Ma question à ce stade est "comment peut-on en 2010 ignorer tout cela?", "comment peut-on être une cruche de cette trempe-là"... idem pour la famille, qui encourage (plus ou moins et plutôt plus que moins)... la réponse est que Victoire se croit différente (elle l'est, vu que toute personne est unique) et qu'elle, elle ne tombera pas dans la mode est ses pièges. Une des clés est là, il y en a d'autres.
L'adrénaline suscitée par les défilés et les shootings réussis... une forme de narcissisme... "on me voit, on m'adore, on m'adule"... reflet d'une société où on est quelqu'un par la jalousie que l'on suscite, par ce que l'on possède plutôt que par ce que l'on est... être ou avoir... la question est toujours là.
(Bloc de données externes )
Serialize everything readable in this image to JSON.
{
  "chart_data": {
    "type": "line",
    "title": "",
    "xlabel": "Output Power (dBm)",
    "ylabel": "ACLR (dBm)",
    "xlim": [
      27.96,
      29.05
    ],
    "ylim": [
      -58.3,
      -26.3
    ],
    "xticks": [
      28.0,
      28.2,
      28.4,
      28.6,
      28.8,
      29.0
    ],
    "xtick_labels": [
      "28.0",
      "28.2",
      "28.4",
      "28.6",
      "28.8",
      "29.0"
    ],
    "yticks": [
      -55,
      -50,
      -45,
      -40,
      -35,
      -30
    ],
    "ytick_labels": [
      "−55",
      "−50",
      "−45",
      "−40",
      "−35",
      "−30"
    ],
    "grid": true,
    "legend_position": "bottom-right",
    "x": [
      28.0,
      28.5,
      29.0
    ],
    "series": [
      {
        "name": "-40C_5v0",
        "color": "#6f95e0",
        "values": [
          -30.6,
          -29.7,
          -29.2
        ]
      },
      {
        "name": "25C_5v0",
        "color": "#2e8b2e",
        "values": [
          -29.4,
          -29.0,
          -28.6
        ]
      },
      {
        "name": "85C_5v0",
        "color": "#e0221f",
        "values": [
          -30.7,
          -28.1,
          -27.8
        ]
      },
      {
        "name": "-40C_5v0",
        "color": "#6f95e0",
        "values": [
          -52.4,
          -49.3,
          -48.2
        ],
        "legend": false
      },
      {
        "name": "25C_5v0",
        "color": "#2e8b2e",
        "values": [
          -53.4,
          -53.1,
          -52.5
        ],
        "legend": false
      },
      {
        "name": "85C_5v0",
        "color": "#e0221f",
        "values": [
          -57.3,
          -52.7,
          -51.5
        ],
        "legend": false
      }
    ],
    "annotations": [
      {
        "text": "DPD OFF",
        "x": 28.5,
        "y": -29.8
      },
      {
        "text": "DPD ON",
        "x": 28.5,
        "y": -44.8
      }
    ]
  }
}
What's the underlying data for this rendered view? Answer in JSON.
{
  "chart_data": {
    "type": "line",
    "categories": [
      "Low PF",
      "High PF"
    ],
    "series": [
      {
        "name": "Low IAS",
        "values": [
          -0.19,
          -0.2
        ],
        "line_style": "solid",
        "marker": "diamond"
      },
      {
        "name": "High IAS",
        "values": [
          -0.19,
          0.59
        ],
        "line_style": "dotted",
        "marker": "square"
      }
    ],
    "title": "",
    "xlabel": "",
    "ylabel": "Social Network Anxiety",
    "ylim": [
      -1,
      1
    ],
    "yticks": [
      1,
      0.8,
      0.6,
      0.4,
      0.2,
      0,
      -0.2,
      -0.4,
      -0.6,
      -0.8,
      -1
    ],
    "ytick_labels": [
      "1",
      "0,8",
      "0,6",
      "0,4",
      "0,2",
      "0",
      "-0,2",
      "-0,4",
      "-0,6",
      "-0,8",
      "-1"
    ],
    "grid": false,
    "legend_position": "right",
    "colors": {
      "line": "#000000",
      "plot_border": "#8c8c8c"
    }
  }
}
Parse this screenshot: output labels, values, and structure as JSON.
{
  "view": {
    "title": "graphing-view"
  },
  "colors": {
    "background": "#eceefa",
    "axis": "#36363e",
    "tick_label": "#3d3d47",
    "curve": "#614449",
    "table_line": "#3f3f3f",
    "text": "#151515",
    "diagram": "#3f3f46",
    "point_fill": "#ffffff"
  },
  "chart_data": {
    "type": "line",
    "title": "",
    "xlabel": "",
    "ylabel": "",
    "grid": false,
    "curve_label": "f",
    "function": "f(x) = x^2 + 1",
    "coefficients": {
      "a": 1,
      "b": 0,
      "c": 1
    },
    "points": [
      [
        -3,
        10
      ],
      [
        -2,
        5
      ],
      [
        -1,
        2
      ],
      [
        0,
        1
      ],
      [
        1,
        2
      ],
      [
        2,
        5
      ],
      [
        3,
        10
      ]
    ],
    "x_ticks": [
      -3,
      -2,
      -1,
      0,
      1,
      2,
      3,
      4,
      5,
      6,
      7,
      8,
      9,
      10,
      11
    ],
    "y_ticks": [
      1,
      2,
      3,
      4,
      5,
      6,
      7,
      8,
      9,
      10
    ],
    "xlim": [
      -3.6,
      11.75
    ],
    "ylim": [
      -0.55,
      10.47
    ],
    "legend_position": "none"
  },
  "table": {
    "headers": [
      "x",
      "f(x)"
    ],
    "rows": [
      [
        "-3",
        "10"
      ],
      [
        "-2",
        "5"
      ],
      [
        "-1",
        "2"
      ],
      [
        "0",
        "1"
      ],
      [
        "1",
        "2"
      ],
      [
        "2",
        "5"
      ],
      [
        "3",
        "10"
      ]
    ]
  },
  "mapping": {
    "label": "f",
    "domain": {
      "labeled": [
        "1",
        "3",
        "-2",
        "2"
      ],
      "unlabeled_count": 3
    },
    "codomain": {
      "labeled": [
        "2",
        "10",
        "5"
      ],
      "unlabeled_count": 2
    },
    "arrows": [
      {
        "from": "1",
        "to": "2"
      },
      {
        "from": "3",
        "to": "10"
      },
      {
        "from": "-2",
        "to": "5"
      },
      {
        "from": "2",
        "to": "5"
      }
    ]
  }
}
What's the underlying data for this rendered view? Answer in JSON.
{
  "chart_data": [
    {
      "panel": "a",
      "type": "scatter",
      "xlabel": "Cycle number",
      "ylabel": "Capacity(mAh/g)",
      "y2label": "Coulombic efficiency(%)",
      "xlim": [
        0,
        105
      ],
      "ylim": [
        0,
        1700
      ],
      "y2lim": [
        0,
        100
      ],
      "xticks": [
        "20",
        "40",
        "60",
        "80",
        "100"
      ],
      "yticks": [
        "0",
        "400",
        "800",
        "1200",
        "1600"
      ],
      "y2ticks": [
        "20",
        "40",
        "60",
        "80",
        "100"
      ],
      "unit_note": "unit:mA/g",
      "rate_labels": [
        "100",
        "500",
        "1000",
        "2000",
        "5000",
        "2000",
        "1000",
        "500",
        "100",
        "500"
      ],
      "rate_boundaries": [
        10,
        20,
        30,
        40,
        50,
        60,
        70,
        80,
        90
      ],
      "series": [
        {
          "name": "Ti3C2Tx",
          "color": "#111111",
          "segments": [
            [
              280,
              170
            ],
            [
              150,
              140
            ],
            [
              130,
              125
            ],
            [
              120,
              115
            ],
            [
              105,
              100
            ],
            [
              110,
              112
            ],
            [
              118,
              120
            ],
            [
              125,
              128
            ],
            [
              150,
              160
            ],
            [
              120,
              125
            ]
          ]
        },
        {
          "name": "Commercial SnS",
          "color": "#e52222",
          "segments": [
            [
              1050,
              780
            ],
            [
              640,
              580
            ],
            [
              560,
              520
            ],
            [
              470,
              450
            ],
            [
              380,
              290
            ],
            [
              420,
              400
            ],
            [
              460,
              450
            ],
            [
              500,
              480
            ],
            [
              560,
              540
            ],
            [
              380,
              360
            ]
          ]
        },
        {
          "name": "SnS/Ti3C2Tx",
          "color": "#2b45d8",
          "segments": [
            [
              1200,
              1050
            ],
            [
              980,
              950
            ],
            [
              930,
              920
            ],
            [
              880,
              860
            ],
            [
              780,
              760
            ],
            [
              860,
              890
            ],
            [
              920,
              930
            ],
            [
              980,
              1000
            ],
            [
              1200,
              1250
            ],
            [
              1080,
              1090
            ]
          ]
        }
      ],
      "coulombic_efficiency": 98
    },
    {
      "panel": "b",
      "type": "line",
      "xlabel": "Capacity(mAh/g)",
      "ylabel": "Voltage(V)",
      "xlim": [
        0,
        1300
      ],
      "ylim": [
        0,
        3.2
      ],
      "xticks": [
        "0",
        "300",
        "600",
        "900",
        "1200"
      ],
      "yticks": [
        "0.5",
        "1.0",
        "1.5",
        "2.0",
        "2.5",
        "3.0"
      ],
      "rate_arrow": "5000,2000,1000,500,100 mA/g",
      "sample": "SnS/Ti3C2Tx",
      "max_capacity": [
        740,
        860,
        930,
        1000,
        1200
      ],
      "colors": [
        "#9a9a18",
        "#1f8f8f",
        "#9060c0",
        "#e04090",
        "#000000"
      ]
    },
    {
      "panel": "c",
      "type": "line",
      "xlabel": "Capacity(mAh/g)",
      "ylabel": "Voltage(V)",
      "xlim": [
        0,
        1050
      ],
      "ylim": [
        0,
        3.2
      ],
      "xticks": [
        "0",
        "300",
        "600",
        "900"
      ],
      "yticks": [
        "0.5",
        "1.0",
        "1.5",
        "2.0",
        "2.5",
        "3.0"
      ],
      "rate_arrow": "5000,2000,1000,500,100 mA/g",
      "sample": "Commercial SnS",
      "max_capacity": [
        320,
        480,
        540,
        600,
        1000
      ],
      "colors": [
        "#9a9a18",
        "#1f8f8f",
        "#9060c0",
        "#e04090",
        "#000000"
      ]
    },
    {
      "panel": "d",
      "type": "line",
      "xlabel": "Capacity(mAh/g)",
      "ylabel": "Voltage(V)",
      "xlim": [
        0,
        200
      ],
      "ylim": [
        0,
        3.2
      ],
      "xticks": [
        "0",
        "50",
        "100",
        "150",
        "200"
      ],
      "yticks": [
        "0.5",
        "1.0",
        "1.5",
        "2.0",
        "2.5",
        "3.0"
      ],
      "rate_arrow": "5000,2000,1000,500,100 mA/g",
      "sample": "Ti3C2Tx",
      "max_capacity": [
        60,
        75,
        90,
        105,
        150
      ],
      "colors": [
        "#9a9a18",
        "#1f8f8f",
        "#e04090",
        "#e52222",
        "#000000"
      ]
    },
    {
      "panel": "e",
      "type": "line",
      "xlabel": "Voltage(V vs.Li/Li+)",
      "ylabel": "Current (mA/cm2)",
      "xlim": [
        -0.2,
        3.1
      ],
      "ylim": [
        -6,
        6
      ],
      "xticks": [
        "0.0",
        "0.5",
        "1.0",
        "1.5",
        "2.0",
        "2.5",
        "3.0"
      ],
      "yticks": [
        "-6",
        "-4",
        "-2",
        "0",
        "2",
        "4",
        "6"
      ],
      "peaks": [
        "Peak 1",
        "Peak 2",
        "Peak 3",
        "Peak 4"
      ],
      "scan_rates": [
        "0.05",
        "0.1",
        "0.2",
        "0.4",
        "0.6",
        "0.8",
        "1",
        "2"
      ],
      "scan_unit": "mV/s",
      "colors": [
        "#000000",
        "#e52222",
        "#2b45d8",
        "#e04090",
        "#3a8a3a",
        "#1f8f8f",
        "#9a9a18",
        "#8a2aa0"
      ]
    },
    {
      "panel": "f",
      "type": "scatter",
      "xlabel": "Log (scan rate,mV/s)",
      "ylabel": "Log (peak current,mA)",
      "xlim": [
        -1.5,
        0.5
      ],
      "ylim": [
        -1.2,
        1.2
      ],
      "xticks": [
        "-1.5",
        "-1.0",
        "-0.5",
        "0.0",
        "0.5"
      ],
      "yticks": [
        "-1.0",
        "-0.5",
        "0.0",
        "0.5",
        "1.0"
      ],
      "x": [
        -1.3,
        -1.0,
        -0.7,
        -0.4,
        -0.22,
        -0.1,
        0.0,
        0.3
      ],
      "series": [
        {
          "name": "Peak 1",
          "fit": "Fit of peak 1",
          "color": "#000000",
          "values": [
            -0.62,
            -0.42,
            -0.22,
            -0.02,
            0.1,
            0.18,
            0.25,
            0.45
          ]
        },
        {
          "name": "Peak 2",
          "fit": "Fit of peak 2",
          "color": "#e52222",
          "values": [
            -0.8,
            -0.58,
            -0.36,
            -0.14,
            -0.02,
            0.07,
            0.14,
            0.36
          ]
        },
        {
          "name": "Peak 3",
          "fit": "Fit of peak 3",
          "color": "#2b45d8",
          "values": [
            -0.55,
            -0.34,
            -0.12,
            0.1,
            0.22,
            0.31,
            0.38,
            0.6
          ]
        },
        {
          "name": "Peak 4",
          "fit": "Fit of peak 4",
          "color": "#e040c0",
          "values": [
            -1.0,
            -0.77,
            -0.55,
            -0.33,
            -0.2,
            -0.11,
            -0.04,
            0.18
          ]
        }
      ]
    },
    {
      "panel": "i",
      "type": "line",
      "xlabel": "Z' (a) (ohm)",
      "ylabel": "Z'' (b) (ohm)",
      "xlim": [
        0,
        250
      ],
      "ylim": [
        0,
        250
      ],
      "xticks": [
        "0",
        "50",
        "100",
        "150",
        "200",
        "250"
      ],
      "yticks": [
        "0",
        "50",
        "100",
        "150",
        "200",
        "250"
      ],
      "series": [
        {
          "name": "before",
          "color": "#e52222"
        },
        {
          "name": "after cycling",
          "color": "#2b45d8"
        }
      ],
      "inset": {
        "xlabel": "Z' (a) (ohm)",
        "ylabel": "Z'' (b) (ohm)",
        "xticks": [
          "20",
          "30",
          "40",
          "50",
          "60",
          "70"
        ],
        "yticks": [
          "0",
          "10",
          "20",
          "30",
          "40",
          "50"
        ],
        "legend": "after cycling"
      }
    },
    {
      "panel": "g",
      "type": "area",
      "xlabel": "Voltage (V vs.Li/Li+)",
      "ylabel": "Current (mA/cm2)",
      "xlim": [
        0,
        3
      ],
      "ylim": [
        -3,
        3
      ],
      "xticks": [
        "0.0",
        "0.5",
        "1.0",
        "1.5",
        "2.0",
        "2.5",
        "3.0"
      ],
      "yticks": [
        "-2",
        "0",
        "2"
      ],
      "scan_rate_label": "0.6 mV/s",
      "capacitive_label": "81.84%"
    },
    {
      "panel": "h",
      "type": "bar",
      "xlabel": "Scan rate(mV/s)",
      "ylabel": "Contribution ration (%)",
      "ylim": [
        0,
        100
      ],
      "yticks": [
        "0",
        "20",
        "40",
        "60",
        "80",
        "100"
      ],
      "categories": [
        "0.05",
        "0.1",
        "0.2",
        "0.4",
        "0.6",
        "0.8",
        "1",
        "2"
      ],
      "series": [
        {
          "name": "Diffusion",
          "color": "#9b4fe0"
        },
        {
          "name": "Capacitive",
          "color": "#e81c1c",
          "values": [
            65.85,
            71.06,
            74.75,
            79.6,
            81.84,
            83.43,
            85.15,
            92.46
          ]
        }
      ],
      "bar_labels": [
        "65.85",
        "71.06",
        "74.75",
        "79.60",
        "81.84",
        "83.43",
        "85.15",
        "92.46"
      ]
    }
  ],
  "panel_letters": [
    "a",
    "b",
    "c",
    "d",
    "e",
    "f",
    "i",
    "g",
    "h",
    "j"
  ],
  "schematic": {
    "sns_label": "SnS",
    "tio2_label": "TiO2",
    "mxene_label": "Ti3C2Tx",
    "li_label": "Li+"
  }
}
Victoire jubile, elle se voit LE top... Et ce livre ne dénonce rien. Les lecteurs et lectrices vont y trouver le reflet de ce qu'ils ou elles pensent de la mode. Si nous accordions moins de poids à la mode, aux nouvelles collections, si nous nous souciions davantage de l'autre que de son nombril... il y aurait moins de jeunes filles prêtes à se sacrifier sur l'autel de la mode avec
Karl Lagerfeld ou Miuccia Prada en prêtre ou prêtresse brandissant éventail ou lunettes pour décider de la vie des gens...
Je n'ai aucune compassion, aucune pitié, aucune sympathie (que du contraire, même !) pour Victoire et ses coreligionnaires. Elle a voulu ce qu'elle a eu, et elle a eu ce qu'elle a voulu. Essayer d'en tirer un livre, mal écrit de surcroît, est le point final adéquat.
Je conclurai avec un pied-de-nez... nous venons de nous extasier sur les athlètes aux Jeux olympiques. Sur des gamines de 16 ans qui, à force de privations et d'exercices, se contorsionnent, qui sont vieilles à 20 ans, et dont la colonne vertébrale ne se remettra jamais des sévices encourus. Top model et gymnaste, ou athlète, même combat.